Given that the Taliban systematically hides behind the civilian population this sort of thing is, of course, inevitable. Nonetheless, it is understandable that the revelations by Wikileaks have caused embarrassment to the governments of all the coalition countries.
But for those coalition countries in Europe – Britain first among them – who are currently cheerleading the passage of the Goldstone Report on Gaza through the United Nations this is more than an embarrassment. In the light of Goldstone, it represents an outright threat to the security of their soldiers on the ground as well as to their national interests in international tribunals.

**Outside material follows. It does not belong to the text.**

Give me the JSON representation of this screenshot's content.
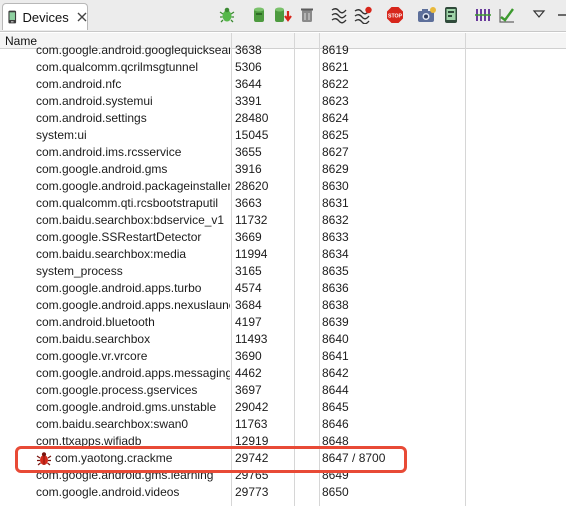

In my experience, the MidEast crowd at the British Foreign Office and its equivalents elsewhere in Europe tend to be a little on the slow side. So, let me spell this out so there is no ambiguity.
International laws, norms and procedures to a great extent operate on the basis of precedent. So when Britain and other European countries allowed the Arab dictatorships to push a report through the United Nations specifically designed to criminalise the Israeli military’s attempts to deal with terrorists hiding behind a civilian population in Gaza, they simultaneously set a precedent for all countries, including their own.
Now that it has been revealed — via official documents — that British soldiers, for example, have been involved in exactly the same kind of operations against exactly the same kind of terror groups using exactly the same tactics and resulting in exactly the same kind of outcomes in terms of the loss of civilian lives, British soldiers and ministers could face exactly the same kind of censure and penalties as Israel.